"You have to leave the city of your comfort and go into the wilderness of your intuition. What you'll discover will be wonderful. What you'll discover is yourself."
~ Alan Alda
Everyone says that 2012 will be the end of the world as we know it. For me, it was true. My world changed this year. It is hard to know where to begin, but maybe less is more and all you need to know is that I need to spend some time finding myself. I honestly don't know what I expect to find; that is the beauty of a vision quest. The basset hound and I have rented an SUV, we are loading a cooler with beer, and driving until the cell phone looses service.
The itch started some time ago. It has finally become unbearable. The city is hot. It stinks like people. Everywhere you go there is people! Work -- Let's just say it isn't called "Happy Fun Time" for a reason. Electricity pumps through your blood stream after spending too long in the city. Its been 2 years that I haven't left the city. I also haven't had the pleasure of my own vehicle since December.. ..The open road calls my name.. This vacation is long overdue.

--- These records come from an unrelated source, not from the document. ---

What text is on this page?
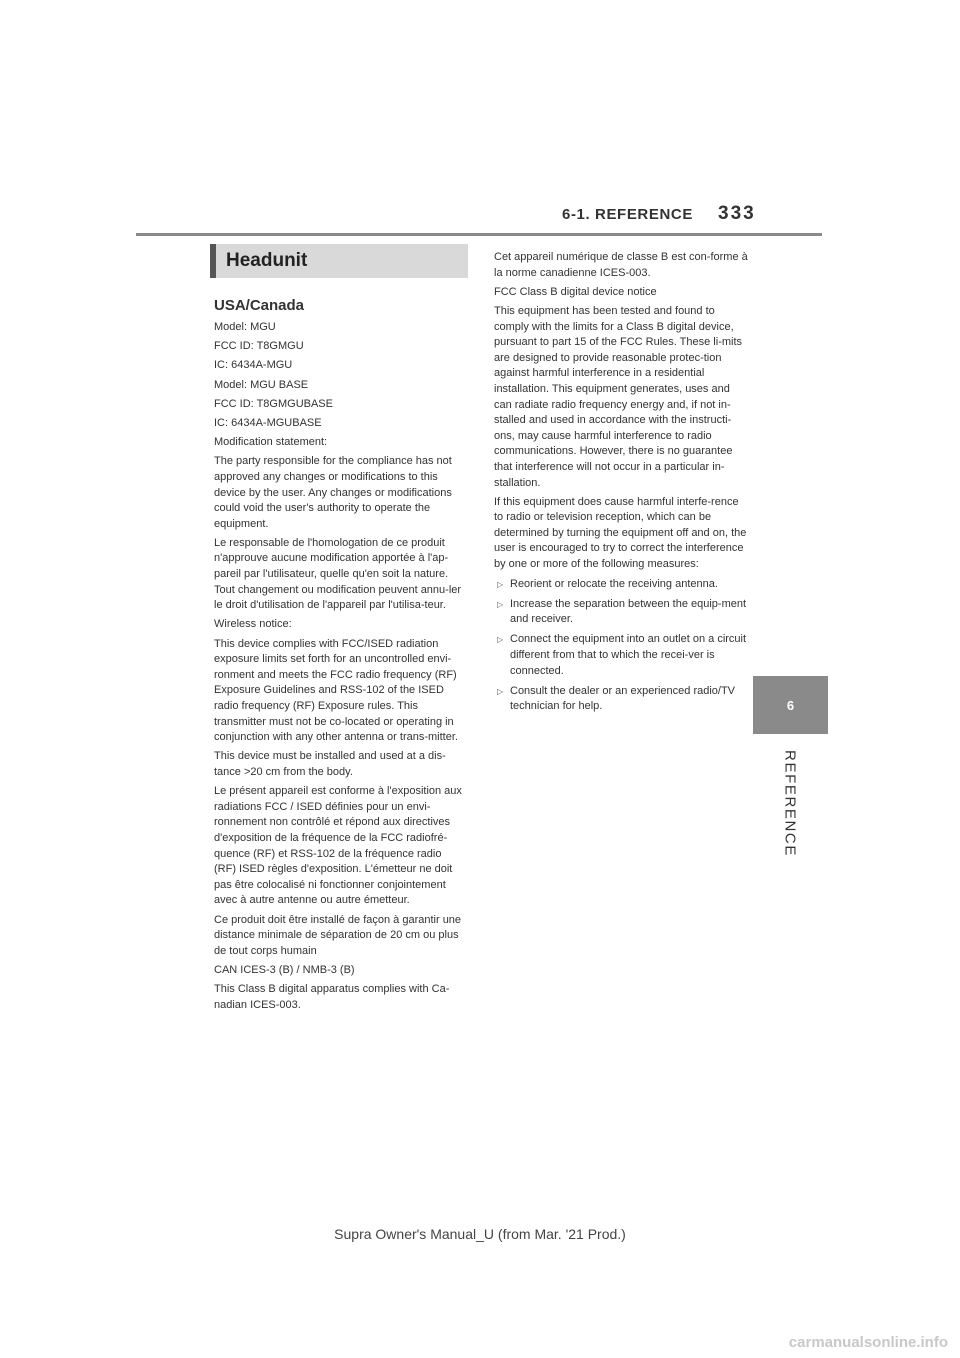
6-1. REFERENCE 333
6
REFERENCE
Headunit
USA/Canada

Model: MGU

FCC ID: T8GMGU

IC: 6434A-MGU

Model: MGU BASE

FCC ID: T8GMGUBASE

IC: 6434A-MGUBASE

Modification statement:

The party responsible for the compliance has not approved any changes or modifications to this device by the user. Any changes or modifications could void the user's authority to operate the equipment.

Le responsable de l'homologation de ce produit n'approuve aucune modification apportée à l'ap-pareil par l'utilisateur, quelle qu'en soit la nature. Tout changement ou modification peuvent annu-ler le droit d'utilisation de l'appareil par l'utilisa-teur.

Wireless notice:

This device complies with FCC/ISED radiation exposure limits set forth for an uncontrolled envi-ronment and meets the FCC radio frequency (RF) Exposure Guidelines and RSS-102 of the ISED radio frequency (RF) Exposure rules. This transmitter must not be co-located or operating in conjunction with any other antenna or trans-mitter.

This device must be installed and used at a dis-tance >20 cm from the body.

Le présent appareil est conforme à l'exposition aux radiations FCC / ISED définies pour un envi-ronnement non contrôlé et répond aux directives d'exposition de la fréquence de la FCC radiofré-quence (RF) et RSS-102 de la fréquence radio (RF) ISED règles d'exposition. L'émetteur ne doit pas être colocalisé ni fonctionner conjointement avec à autre antenne ou autre émetteur.

Ce produit doit être installé de façon à garantir une distance minimale de séparation de 20 cm ou plus de tout corps humain

CAN ICES-3 (B) / NMB-3 (B)

This Class B digital apparatus complies with Ca-nadian ICES-003.

Cet appareil numérique de classe B est con-forme à la norme canadienne ICES-003.

FCC Class B digital device notice

This equipment has been tested and found to comply with the limits for a Class B digital device, pursuant to part 15 of the FCC Rules. These li-mits are designed to provide reasonable protec-tion against harmful interference in a residential installation. This equipment generates, uses and can radiate radio frequency energy and, if not in-stalled and used in accordance with the instructi-ons, may cause harmful interference to radio communications. However, there is no guarantee that interference will not occur in a particular in-stallation.

If this equipment does cause harmful interfe-rence to radio or television reception, which can be determined by turning the equipment off and on, the user is encouraged to try to correct the interference by one or more of the following measures:

▷ Reorient or relocate the receiving antenna.
▷ Increase the separation between the equip-ment and receiver.
▷ Connect the equipment into an outlet on a circuit different from that to which the recei-ver is connected.
▷ Consult the dealer or an experienced radio/TV technician for help.
Supra Owner's Manual_U (from Mar. '21 Prod.)
carmanualsonline.info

I can't help it.. I am just SO excited!!! It is all I can think about, therefore all I can talk about, and I am worthless otherwise. Purposely building anxiety, I can see my friends getting excited for me as well! And I haven't even gotten to the good part yet! The destination..
For 7 days I will tour Southwest Colorado Mining towns. Starting in a little place called Dunton Hot Springs, the tour will advance to Telluride, where my lovely mother and I have a standing brunch date for Lox Eggs Benedict and a Bloodymary. ..be jealous.. :) Continuing north, I will stop in Montrose, the largest town on my route. Here I will recoup with Grandmothers and friends before heading into the great unknown.. Up until this part I will have company. Friends and family dot the countryside along the way, and I have alot of faces to visit! My vision quest turns solitary at this point. There is a wonderful little hot spring just before Ouray on my return trip where I can camp for the night. Did I mention it is clothing optional? Silverton is next, probably just for lunch and a visit to the miners shrine. The last night, between Silverton and Durango there is a campsite at 10,515 ft elevation where I am determined to make it through the night. It could snow.
"If you should, in your imagination, put together in one small group, perhaps 12 miles square, all the heights and depths, the rugged precipices and polished faces of rock, and all the sharp pinnacles and deeply indented crests, and twenty times the inaccessible summits that both of us have ever seen, you would not have a picture equal to this."